Aşağıdaki örnekler suistimal vakalarında en çok rastlanan kırmızı bayraklar arasında sayılabilir:

  • Maddi imkanlarının ötesinde yaşamak
  • Finansal zorluklar
  • Tedarikçi müşterilerle olağan dışı yakınlık
  •  Görevlerini paylaşmakta isteksizlik
  • Kolay öfkelenmek, şüphecilik, aşırı savunma refleksi göstermek
  • Kuralları zorlayan tavırlar
  • Korkutma veya otoriteyle sindirme eğilimi
  • Boşanma ve ailevi sorunlar
  • Maaş ve yan haklara ilişkin sürekli belirgin ve sürekli şikayetler
  • Bağımlılık sorunları
  • İşyerinde aşırı baskıya maruz kalmak
  • İzin kullanmaktan kaçınmak

Suistimaller yalnızca teknik kontrollerin zayıflığından değil, aynı zamanda kurum kültüründeki küçük boşluklardan da beslenir. Bu nedenle güçlü bir iç kontrol yapısı kadar, etik değerlere dayanan bir çalışma kültürü de kritik öneme sahiptir. Şirketlerde denetim ve güvence fonksiyonları riskleri azaltmak için çalışsa da her çalışan kendi görev alanında ilk savunma hattını oluşturur. Günlük akışta fark edilen bir tutarsızlık, küçük bir şüpheli davranış veya süreç dışı bir talep, çoğu zaman büyük risklerin erken göstergesi olabilir.

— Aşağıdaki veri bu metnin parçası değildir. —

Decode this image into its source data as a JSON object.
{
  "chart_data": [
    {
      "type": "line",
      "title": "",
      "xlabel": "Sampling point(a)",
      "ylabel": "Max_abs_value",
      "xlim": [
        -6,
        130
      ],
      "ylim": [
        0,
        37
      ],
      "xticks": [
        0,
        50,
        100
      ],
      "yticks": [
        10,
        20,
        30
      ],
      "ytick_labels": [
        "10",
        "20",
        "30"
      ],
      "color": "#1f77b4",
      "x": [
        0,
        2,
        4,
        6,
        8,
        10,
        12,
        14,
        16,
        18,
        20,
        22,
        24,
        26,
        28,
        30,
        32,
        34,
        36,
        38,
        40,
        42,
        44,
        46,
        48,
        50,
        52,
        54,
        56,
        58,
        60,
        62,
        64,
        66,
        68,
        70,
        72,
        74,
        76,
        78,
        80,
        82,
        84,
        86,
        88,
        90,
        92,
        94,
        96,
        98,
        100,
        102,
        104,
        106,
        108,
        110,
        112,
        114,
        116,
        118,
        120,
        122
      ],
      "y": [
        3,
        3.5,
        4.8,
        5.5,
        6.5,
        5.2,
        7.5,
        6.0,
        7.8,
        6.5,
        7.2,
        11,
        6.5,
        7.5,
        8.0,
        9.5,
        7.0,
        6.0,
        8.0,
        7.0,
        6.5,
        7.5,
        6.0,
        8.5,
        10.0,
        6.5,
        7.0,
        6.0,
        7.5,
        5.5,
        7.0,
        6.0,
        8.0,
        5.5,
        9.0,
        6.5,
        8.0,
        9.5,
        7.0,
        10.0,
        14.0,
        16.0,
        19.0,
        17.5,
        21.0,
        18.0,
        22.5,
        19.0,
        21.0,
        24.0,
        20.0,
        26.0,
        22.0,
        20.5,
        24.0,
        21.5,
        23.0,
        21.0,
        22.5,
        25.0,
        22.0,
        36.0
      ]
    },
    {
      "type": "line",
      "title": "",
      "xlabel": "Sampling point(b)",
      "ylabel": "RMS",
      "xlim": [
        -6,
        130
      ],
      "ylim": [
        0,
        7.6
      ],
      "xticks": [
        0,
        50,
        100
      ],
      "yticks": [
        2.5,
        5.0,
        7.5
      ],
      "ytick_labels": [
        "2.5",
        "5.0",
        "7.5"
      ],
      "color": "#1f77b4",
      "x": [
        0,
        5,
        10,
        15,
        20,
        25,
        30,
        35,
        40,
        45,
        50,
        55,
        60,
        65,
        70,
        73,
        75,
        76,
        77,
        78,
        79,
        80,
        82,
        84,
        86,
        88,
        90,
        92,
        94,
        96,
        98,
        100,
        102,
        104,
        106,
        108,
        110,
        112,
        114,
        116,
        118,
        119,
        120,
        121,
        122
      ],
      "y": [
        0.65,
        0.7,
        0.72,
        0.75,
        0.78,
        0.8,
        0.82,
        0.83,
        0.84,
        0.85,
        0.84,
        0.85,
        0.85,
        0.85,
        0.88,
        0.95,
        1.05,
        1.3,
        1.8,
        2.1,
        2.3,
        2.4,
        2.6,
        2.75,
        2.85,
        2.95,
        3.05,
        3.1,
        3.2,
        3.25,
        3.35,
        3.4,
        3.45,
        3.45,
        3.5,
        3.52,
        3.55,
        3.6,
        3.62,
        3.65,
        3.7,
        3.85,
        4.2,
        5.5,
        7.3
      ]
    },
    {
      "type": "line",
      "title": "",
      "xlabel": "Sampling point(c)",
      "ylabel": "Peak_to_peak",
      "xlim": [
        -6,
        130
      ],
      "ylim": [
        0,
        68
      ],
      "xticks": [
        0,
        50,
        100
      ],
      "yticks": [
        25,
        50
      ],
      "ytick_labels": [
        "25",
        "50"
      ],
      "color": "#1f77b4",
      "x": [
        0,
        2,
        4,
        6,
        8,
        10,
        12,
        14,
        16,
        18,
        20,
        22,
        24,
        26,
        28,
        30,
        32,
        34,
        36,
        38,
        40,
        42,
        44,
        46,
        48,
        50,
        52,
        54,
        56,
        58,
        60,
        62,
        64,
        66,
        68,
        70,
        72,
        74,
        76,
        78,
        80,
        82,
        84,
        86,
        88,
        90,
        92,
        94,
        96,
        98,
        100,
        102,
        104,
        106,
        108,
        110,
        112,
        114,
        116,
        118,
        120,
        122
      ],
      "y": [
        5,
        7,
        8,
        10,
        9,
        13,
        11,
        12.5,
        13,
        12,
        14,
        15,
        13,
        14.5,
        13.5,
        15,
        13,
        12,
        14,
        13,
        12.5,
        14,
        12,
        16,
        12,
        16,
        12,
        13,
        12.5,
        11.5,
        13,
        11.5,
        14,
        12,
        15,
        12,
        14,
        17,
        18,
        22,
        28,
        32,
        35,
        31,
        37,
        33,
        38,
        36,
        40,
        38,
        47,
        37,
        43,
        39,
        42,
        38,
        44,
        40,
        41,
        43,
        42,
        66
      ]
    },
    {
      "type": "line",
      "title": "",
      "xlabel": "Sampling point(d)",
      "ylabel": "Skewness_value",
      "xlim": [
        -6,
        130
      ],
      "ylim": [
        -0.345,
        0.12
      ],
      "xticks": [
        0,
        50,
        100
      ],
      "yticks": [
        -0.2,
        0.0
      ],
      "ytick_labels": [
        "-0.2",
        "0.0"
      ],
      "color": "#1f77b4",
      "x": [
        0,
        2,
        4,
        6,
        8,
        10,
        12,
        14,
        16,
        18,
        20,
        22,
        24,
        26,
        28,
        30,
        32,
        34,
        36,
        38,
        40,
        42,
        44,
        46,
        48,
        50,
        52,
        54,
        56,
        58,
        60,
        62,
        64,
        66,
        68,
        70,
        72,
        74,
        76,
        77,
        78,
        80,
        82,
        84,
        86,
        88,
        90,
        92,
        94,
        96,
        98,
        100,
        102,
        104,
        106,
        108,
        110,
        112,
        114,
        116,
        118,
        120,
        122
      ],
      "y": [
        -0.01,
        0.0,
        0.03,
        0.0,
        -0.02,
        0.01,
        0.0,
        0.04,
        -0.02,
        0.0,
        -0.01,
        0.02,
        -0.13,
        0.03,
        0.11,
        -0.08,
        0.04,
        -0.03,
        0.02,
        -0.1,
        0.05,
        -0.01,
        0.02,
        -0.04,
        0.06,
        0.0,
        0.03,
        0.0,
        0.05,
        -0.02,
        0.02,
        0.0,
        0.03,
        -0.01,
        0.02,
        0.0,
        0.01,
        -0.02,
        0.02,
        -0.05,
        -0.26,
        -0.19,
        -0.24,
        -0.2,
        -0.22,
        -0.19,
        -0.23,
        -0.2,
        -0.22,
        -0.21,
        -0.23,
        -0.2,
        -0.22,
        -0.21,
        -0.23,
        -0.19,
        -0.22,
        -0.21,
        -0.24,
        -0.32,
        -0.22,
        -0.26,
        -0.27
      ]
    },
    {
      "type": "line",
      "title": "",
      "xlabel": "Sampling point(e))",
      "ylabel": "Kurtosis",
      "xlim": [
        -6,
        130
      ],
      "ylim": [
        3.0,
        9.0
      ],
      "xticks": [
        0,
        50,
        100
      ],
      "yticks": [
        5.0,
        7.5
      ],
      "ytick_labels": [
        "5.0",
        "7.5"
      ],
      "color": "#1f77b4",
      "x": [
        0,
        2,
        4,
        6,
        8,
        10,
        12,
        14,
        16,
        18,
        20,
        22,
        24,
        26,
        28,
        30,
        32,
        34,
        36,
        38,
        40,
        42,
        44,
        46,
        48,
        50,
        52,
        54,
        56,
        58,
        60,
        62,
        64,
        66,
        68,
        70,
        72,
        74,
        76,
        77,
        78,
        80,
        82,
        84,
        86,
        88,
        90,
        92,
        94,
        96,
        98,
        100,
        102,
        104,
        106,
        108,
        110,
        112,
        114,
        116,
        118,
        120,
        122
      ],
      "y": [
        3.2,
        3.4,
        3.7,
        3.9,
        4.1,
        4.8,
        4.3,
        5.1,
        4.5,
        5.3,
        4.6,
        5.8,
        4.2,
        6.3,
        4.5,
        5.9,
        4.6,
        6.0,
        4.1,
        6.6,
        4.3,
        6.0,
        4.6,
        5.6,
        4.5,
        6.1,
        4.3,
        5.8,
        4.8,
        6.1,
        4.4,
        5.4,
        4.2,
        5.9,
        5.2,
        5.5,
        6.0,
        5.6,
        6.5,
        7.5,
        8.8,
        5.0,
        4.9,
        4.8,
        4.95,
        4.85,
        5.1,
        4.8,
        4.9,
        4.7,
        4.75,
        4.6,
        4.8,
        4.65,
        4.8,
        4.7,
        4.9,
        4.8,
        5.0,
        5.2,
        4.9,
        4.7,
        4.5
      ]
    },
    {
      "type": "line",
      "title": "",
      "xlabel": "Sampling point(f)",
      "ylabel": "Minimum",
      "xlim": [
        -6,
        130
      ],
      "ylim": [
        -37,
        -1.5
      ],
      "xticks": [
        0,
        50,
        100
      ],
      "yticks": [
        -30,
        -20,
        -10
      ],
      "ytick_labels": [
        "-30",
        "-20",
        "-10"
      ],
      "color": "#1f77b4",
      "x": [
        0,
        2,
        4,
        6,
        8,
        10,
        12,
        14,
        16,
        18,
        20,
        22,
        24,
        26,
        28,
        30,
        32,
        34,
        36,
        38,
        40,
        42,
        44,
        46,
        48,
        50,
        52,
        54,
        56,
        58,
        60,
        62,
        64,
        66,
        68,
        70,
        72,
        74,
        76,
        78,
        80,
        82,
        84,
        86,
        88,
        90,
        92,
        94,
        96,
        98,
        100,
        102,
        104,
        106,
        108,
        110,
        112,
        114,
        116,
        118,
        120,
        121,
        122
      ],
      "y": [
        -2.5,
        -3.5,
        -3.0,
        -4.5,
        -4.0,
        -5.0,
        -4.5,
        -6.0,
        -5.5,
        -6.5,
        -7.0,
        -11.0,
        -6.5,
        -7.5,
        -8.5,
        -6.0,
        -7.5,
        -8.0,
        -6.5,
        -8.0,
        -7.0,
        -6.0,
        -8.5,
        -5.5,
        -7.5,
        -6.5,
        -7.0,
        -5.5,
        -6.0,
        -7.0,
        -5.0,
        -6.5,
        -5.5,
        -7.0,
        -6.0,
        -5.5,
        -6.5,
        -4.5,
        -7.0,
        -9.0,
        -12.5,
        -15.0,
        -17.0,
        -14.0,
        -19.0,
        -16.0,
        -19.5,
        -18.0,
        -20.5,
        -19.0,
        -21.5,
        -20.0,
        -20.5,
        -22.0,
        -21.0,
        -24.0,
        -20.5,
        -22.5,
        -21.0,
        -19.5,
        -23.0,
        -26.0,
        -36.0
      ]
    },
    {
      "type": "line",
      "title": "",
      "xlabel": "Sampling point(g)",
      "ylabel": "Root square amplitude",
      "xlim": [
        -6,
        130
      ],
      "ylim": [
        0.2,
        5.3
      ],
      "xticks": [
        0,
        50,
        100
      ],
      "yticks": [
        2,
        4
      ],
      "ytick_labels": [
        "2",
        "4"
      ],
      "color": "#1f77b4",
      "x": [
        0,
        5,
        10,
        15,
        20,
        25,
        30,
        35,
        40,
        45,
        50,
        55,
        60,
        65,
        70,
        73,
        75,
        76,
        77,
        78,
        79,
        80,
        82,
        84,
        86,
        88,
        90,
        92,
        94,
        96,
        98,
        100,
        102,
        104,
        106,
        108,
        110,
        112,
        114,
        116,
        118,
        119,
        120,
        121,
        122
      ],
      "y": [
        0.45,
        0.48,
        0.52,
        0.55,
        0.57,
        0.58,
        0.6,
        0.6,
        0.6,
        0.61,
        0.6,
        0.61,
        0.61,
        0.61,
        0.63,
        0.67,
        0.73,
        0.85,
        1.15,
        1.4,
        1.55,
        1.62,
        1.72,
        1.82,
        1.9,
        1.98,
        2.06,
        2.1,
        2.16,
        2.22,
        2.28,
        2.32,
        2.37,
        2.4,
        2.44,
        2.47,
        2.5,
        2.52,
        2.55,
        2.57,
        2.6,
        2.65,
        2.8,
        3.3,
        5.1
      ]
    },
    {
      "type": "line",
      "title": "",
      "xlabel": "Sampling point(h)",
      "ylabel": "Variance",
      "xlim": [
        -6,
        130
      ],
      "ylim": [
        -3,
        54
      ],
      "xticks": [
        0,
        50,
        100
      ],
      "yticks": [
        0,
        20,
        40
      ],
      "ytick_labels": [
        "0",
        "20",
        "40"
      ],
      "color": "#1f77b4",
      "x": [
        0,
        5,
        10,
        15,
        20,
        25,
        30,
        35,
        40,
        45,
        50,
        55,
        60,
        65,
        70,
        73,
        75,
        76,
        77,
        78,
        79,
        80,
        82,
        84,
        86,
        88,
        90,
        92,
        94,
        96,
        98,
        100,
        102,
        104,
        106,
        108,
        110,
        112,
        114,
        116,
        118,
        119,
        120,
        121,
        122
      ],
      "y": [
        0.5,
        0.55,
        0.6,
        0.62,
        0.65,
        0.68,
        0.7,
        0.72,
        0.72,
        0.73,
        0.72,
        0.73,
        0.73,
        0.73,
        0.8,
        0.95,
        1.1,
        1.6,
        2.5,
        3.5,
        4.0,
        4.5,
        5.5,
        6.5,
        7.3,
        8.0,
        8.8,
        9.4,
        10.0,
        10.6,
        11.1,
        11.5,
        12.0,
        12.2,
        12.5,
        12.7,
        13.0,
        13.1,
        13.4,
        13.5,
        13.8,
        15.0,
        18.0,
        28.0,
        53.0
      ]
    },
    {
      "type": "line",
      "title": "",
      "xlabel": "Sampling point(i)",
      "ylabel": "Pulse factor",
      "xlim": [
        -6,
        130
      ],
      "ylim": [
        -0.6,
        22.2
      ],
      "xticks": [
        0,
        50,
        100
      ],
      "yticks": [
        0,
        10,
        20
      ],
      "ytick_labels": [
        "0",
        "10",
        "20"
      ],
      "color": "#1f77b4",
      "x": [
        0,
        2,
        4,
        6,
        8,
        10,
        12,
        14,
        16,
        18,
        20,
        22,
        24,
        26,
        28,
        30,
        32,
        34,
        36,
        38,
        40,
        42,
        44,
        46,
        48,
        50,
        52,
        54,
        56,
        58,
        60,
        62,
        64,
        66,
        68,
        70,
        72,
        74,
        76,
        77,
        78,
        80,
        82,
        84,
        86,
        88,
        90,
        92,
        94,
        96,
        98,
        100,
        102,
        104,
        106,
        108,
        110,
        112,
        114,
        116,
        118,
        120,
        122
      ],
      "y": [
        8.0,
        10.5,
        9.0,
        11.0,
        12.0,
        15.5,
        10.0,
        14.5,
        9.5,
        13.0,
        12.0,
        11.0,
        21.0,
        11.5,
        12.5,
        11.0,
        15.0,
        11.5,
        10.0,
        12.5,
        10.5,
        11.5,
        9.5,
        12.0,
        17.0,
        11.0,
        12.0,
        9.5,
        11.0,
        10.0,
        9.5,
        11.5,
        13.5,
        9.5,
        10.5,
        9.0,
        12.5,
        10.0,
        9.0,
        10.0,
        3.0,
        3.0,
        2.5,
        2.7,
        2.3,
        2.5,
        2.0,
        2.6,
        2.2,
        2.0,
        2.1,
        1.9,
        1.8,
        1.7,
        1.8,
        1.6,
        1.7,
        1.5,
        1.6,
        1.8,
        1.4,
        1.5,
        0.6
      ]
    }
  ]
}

Bireysel sorumluluk, her işte “doğru olanı yapmak” anlayışıyla başlar. Şeffaflık, açıklık, süreçlere bağlılık ve etik duruş; sadece kurumun değil, çalışanların da itibarını korur. Bu yüzden riskli durumlarda tereddüt etmek yerine, ilgili birimlerle iletişime geçmek, küçük bir endişeyi bile kayıt altına almak ve gerektiğinde bildirim mekanizmalarını kullanmak, kurum kültürünün en değerli unsurlarıdır. Sonuçta güven, kontrolü dışlamaz; tam tersine güçlü kontroller sağlıklı bir güven ortamının temelini oluşturur.